Mum died well before A Pam was diagnosed (My reflections in the link) but in later years each time I used to visit her (A Pam)In the nursing home she would often call me Alice and ask if I’d like a glass of wine.
Always the hostess, right to the end – sadly for me, but not for her lifetime friend

When this pandemic is over I think we’ll realise
it was the ones who would just occasionally ring or text, always asking how ‘you’ are
rather than the longtime ‘friends’ who were persistently at our ear all the time
(moaning and groaning)
who will be our new version of lifelong friends.

It was a cold and frosty morn….

This is ‘our big girl’ – born in Norwich (Norfolk England) early February 1963
a bitter day in the middle of what has been called The Big Freeze of 1963. 

And this is ‘our little girl’ who came along later the next year whilst we were living in Singapore.  The hot humid climate suited us all much better lol 

Anyway Our Big Girl won’t be happy if she found out I told you how old she was – but what her birthdate also means is that that like most babies born at that time (and previously) in England she was born at home.

Yes, after The Golfer rang her from the phone box at the corner of the street a midwife (very precariously because of the icy roads) came round on her bicycle and delivered our big girl right there in the comfort of our bedroom..

We laugh about it now, but because the bedroom wasn’t exactly the warmest room in the house (slight understatement) she slept in a huge drawer taken from the bottom of a big wardrobe similar to this one.


It was laid on a couple of chairs beside our bed, with the high sides protecting her, she was cosy and warm and out of any draughts – and there certainly were plenty of those in that old house.

How we survived that winter is still a mystery to me. Snow on the ground…two little ones……tiny coal fires (definitely no central heating).
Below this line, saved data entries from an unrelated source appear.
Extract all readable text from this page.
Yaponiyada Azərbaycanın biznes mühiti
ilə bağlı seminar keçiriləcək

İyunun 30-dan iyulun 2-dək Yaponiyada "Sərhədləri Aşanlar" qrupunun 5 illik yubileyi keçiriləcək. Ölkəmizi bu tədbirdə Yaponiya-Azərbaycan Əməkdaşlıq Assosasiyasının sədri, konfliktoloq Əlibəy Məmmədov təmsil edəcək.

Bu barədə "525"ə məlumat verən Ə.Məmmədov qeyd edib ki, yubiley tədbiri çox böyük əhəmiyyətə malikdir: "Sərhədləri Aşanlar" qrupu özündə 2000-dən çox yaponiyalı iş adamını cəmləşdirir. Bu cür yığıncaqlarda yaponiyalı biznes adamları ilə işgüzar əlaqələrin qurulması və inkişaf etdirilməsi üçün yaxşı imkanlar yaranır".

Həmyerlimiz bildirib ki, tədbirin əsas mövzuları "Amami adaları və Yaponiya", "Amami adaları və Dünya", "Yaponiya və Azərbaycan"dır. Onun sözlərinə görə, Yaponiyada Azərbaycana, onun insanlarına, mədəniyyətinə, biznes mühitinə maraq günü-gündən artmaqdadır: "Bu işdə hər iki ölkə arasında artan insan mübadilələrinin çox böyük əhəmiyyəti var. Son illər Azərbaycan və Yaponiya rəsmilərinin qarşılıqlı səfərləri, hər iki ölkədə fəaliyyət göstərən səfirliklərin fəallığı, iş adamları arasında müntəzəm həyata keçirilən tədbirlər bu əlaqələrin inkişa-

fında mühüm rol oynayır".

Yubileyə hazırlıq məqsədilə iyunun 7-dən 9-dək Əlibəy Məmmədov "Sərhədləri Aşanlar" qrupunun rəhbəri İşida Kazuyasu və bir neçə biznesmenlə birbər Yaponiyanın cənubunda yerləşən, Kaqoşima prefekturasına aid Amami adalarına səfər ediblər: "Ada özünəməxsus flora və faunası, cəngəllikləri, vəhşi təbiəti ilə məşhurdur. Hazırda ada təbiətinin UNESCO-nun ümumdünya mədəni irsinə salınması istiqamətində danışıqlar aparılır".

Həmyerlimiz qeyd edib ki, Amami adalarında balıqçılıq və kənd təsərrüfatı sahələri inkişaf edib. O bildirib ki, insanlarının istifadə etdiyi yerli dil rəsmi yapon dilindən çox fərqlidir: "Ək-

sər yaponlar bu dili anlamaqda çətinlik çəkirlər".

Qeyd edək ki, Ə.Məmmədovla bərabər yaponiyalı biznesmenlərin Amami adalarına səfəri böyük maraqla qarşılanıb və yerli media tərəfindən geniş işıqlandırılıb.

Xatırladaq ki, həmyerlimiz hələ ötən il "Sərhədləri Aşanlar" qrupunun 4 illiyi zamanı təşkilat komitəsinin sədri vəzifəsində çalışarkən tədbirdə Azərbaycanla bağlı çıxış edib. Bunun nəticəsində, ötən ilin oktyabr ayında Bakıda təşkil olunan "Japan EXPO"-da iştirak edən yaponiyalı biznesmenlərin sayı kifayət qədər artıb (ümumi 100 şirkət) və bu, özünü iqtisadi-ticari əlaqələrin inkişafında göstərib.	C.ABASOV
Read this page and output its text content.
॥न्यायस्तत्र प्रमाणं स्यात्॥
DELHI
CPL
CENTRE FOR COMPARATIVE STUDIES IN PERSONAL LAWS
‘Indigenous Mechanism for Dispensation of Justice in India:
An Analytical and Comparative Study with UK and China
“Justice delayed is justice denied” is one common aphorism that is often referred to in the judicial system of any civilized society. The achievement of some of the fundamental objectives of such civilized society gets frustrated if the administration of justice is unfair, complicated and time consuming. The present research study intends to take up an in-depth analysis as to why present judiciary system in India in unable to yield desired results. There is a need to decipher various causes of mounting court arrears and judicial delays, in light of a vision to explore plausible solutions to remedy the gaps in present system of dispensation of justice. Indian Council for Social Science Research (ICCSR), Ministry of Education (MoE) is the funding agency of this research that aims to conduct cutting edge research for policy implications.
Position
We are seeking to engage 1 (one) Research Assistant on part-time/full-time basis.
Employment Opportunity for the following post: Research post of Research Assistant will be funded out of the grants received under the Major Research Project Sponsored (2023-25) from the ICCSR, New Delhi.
The house In Clarence Road was up behind the station, The Golfer was stationed at Coltishall so needed the car, which meant for me it was a walk into town for groceries and back up the hill with a pram loaded with babes and food. Certainly no taxis for us in those days!

Recently I’ve been rewatching the BBC series Call the Midwife – and even though the series was set in a place very different (both in location as well as the mix of people) to where we lived, it certainly brought back some memories of the system used ….like weighing newborns this way ….in a nappy on a hanging scale


I know it was a huge hit in UK as well as here (shown on ABC) and I believe it’s shown on PBS in the USA.  Does anyone else keep watching it?









I thought I still had a copy of Jennifer Worth’s book Call the Midwife (first book in her memoir trilogy) on the shelf but it’s nowhere to be found. Shame as I was going to reread it, probably moved it on in one of my ‘clearing out frenzies’.

I’m not sure about you but I find it hard to know whether to read a book first and then see what is offered as an adaptation on the screen (tv or cinema) or do it the other way round. See the adaptation and then read to find out what the original ‘idea’ was all about.  Often description in books never seems to get onto the screen and yet sometimes the visuals can turn out much better than the written word.

There are good points whichever way – how do others feel, which way do you prefer?